Another possibility is that civilians become more wary of police and may call them less as a result of protests. That seems like it would be relatively easy to test. Just look at the trend lines of 911 calls before and after protests. Vox does look at this later and notes that while some criminologists believe a drop in the reporting of lower level crimes does happen, some recent research found that “across a large number of cities, incidents, and analytic strategies well-publicized brutality incidents do not reduce 911 calls to report common property or violent crimes.” In other words, there’s some reason to think people aren’t pulling back from engagement with police.

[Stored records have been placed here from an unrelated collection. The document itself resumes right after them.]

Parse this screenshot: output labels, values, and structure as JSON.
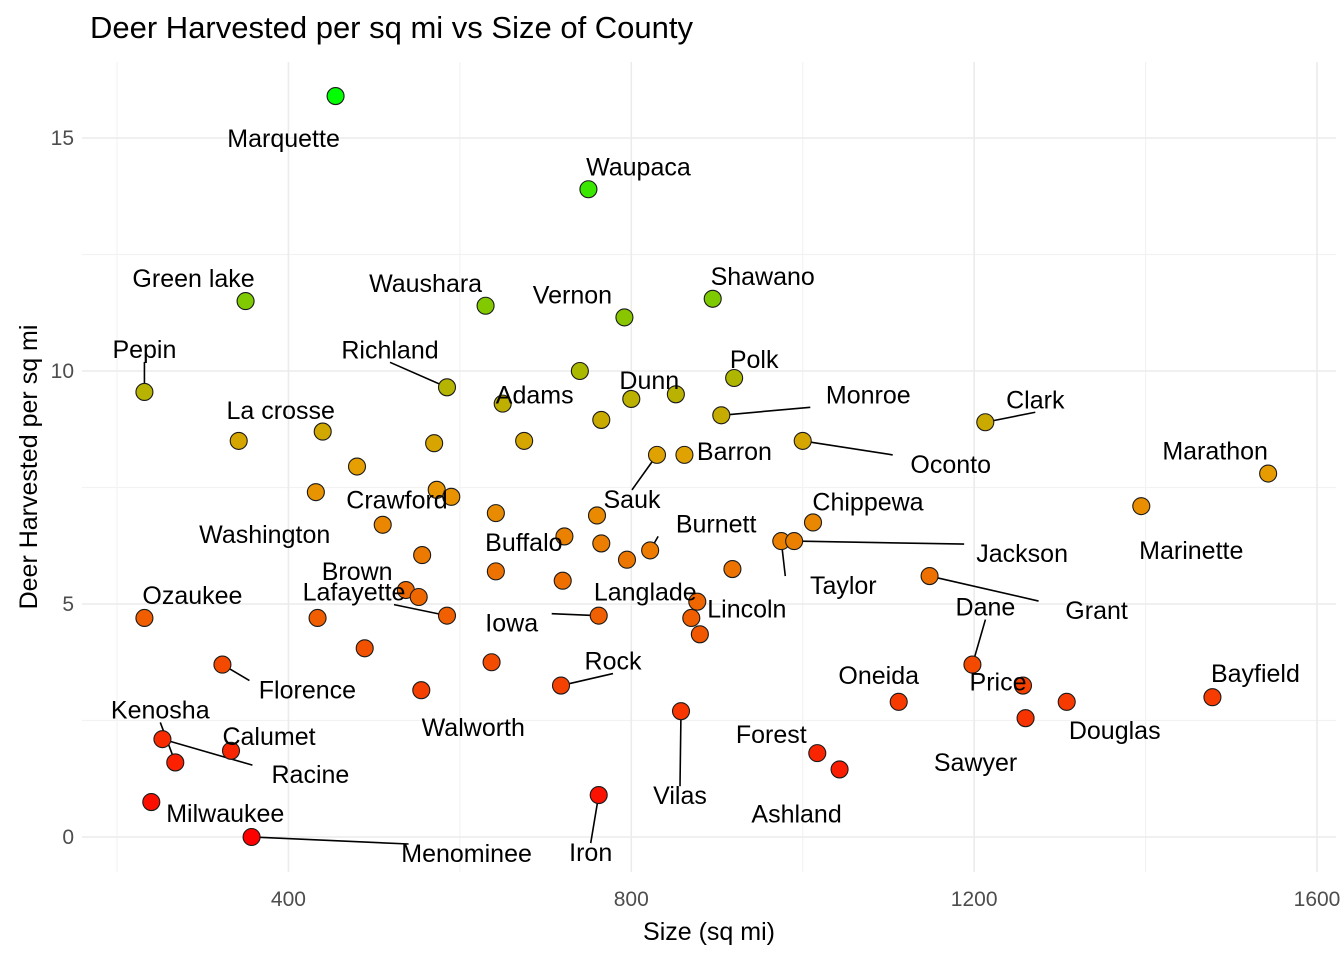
{
  "chart_data": {
    "type": "scatter",
    "title": "Deer Harvested per sq mi vs Size of County",
    "xlabel": "Size (sq mi)",
    "ylabel": "Deer Harvested per sq mi",
    "xlim": [
      160,
      1620
    ],
    "ylim": [
      -0.75,
      16.4
    ],
    "xticks": [
      400,
      800,
      1200,
      1600
    ],
    "yticks": [
      0,
      5,
      10,
      15
    ],
    "grid": true,
    "legend": "none",
    "color_scale": {
      "low": "#ff0000",
      "mid": "#e69f00",
      "high": "#00ff00"
    },
    "points": [
      {
        "x": 455,
        "y": 15.9,
        "label": "Marquette"
      },
      {
        "x": 750,
        "y": 13.9,
        "label": "Waupaca"
      },
      {
        "x": 350,
        "y": 11.5,
        "label": "Green lake"
      },
      {
        "x": 630,
        "y": 11.4,
        "label": "Waushara"
      },
      {
        "x": 895,
        "y": 11.55,
        "label": "Shawano"
      },
      {
        "x": 792,
        "y": 11.15,
        "label": "Vernon"
      },
      {
        "x": 232,
        "y": 9.55,
        "label": "Pepin"
      },
      {
        "x": 585,
        "y": 9.65,
        "label": "Richland"
      },
      {
        "x": 740,
        "y": 10.0,
        "label": ""
      },
      {
        "x": 920,
        "y": 9.85,
        "label": "Polk"
      },
      {
        "x": 650,
        "y": 9.3,
        "label": "Adams"
      },
      {
        "x": 800,
        "y": 9.4,
        "label": "Dunn"
      },
      {
        "x": 852,
        "y": 9.5,
        "label": ""
      },
      {
        "x": 905,
        "y": 9.05,
        "label": "Monroe"
      },
      {
        "x": 1213,
        "y": 8.9,
        "label": "Clark"
      },
      {
        "x": 765,
        "y": 8.95,
        "label": ""
      },
      {
        "x": 342,
        "y": 8.5,
        "label": "La crosse"
      },
      {
        "x": 440,
        "y": 8.7,
        "label": ""
      },
      {
        "x": 570,
        "y": 8.45,
        "label": ""
      },
      {
        "x": 675,
        "y": 8.5,
        "label": ""
      },
      {
        "x": 1000,
        "y": 8.5,
        "label": "Oconto"
      },
      {
        "x": 1543,
        "y": 7.8,
        "label": "Marathon"
      },
      {
        "x": 830,
        "y": 8.2,
        "label": "Sauk"
      },
      {
        "x": 862,
        "y": 8.2,
        "label": "Barron"
      },
      {
        "x": 480,
        "y": 7.95,
        "label": "Crawford"
      },
      {
        "x": 432,
        "y": 7.4,
        "label": ""
      },
      {
        "x": 573,
        "y": 7.45,
        "label": ""
      },
      {
        "x": 590,
        "y": 7.3,
        "label": ""
      },
      {
        "x": 1395,
        "y": 7.1,
        "label": "Marinette"
      },
      {
        "x": 642,
        "y": 6.95,
        "label": "Buffalo"
      },
      {
        "x": 760,
        "y": 6.9,
        "label": ""
      },
      {
        "x": 510,
        "y": 6.7,
        "label": "Washington"
      },
      {
        "x": 1012,
        "y": 6.75,
        "label": "Chippewa"
      },
      {
        "x": 722,
        "y": 6.45,
        "label": ""
      },
      {
        "x": 765,
        "y": 6.3,
        "label": ""
      },
      {
        "x": 822,
        "y": 6.15,
        "label": "Burnett"
      },
      {
        "x": 975,
        "y": 6.35,
        "label": "Taylor"
      },
      {
        "x": 990,
        "y": 6.35,
        "label": "Jackson"
      },
      {
        "x": 556,
        "y": 6.05,
        "label": "Brown"
      },
      {
        "x": 795,
        "y": 5.95,
        "label": ""
      },
      {
        "x": 642,
        "y": 5.7,
        "label": ""
      },
      {
        "x": 918,
        "y": 5.75,
        "label": ""
      },
      {
        "x": 720,
        "y": 5.5,
        "label": ""
      },
      {
        "x": 1148,
        "y": 5.6,
        "label": "Grant"
      },
      {
        "x": 537,
        "y": 5.3,
        "label": ""
      },
      {
        "x": 552,
        "y": 5.15,
        "label": ""
      },
      {
        "x": 232,
        "y": 4.7,
        "label": "Ozaukee"
      },
      {
        "x": 434,
        "y": 4.7,
        "label": ""
      },
      {
        "x": 585,
        "y": 4.75,
        "label": "Lafayette"
      },
      {
        "x": 762,
        "y": 4.75,
        "label": "Iowa"
      },
      {
        "x": 877,
        "y": 5.05,
        "label": "Langlade"
      },
      {
        "x": 870,
        "y": 4.7,
        "label": ""
      },
      {
        "x": 880,
        "y": 4.35,
        "label": "Lincoln"
      },
      {
        "x": 489,
        "y": 4.05,
        "label": ""
      },
      {
        "x": 637,
        "y": 3.75,
        "label": ""
      },
      {
        "x": 1198,
        "y": 3.7,
        "label": "Dane"
      },
      {
        "x": 323,
        "y": 3.7,
        "label": "Florence"
      },
      {
        "x": 718,
        "y": 3.25,
        "label": "Rock"
      },
      {
        "x": 1257,
        "y": 3.25,
        "label": "Price"
      },
      {
        "x": 555,
        "y": 3.15,
        "label": "Walworth"
      },
      {
        "x": 1112,
        "y": 2.9,
        "label": "Oneida"
      },
      {
        "x": 1308,
        "y": 2.9,
        "label": "Douglas"
      },
      {
        "x": 1478,
        "y": 3.0,
        "label": "Bayfield"
      },
      {
        "x": 1260,
        "y": 2.55,
        "label": "Sawyer"
      },
      {
        "x": 858,
        "y": 2.7,
        "label": "Vilas"
      },
      {
        "x": 268,
        "y": 1.6,
        "label": "Kenosha"
      },
      {
        "x": 333,
        "y": 1.85,
        "label": "Calumet"
      },
      {
        "x": 1017,
        "y": 1.8,
        "label": "Forest"
      },
      {
        "x": 1043,
        "y": 1.45,
        "label": "Ashland"
      },
      {
        "x": 240,
        "y": 0.75,
        "label": "Milwaukee"
      },
      {
        "x": 762,
        "y": 0.9,
        "label": "Iron"
      },
      {
        "x": 357,
        "y": 0.0,
        "label": "Menominee"
      },
      {
        "x": 253,
        "y": 2.1,
        "label": "Racine"
      }
    ]
  }
}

The third possibility is the so-called Ferguson Effect, the idea that after significant protests police pull back and aren’t as aggressive when doing their jobs. And here Vox notes there is some research to support this:
Deepak Premkumar, a research fellow at the Public Policy Institute of California, found in recently released research that police do reduce their efforts following officer-involved fatalities: Theft arrests fall by 7 percent, and for “quality of life crimes” like disorderly conduct or marijuana possession, arrests decline by up to 23 percent (weed possession alone declines by up to 33 percent).
Fewer interactions with police means fewer busts that turn violent and fewer situations where guns are drawn and people are shot. And of course that could also potentially explain the increase in homicides in these same areas. Less aggressive policing may indeed mean fewer people shot by police, but it may also embolden criminals by reducing the risk they face for illegal behavior. And here, Campbell’s own research seems to support this. He found that the number of low level crimes cleared by police drops after major protests, exactly as if police aren’t trying as hard.
Vox wraps all of this up with a rather blithe conclusion noting that four years after protests the murder rates seem to return to normal. That may be so but it’s no help to the thousands of additional homicide victims or their families. Their lives obviously don’t go back to normal after four years.
It’s hard to see how anyone looking at this data could conclude that BLM protests are something any community should be happy about. If the outcome is a dramatic increase in violent crime for several years and a marginal decrease in police shootings, that doesn’t sound like a good bargain. In fact, it’s probably worse than the numbers suggest.
All of the additional homicides, again we can say 3,000 for the sake of argument, are murders that would not have happened if not for the protests. Those are people who would still be alive. The same can be said for the 300 people shot by police. But there’s an obvious difference. All of the 3,000 homicides that shouldn’t have happened were illegal and fundamentally unjust. Many are probably some kind of street justice with absolutely no public oversight (except for more street justice). On the contrary, the 300 police shootings will be investigated and will all face review and public scrutiny. So even apart from the body count, the police shootings represent a far better system if your goal is justice. In fact, even if the number of homicides was equal to the number of police shootings, the community would still be better off dealing with the police shootings.
Finally, there’s the media piece of this. Newspapers like the Washington Post have made a big deal about the claim that 93% of BLM marches are peaceful and downplaying that the remaining 7% have done substantial damage to cities and in terms of the number of injured police officers (around 2,000 last summer). But if research suggests BLM protests also result in disruptions that lead to thousands of additional murders how does that get reported? What if the marches are mostly peaceful but the result is streets that are anything but peaceful. Can BLM be criticized for this? My guess is the progressives who run the media won’t allow that even though they wouldn’t hesitate to do so if this were, say, findings about the outcomes of Tea Party protests.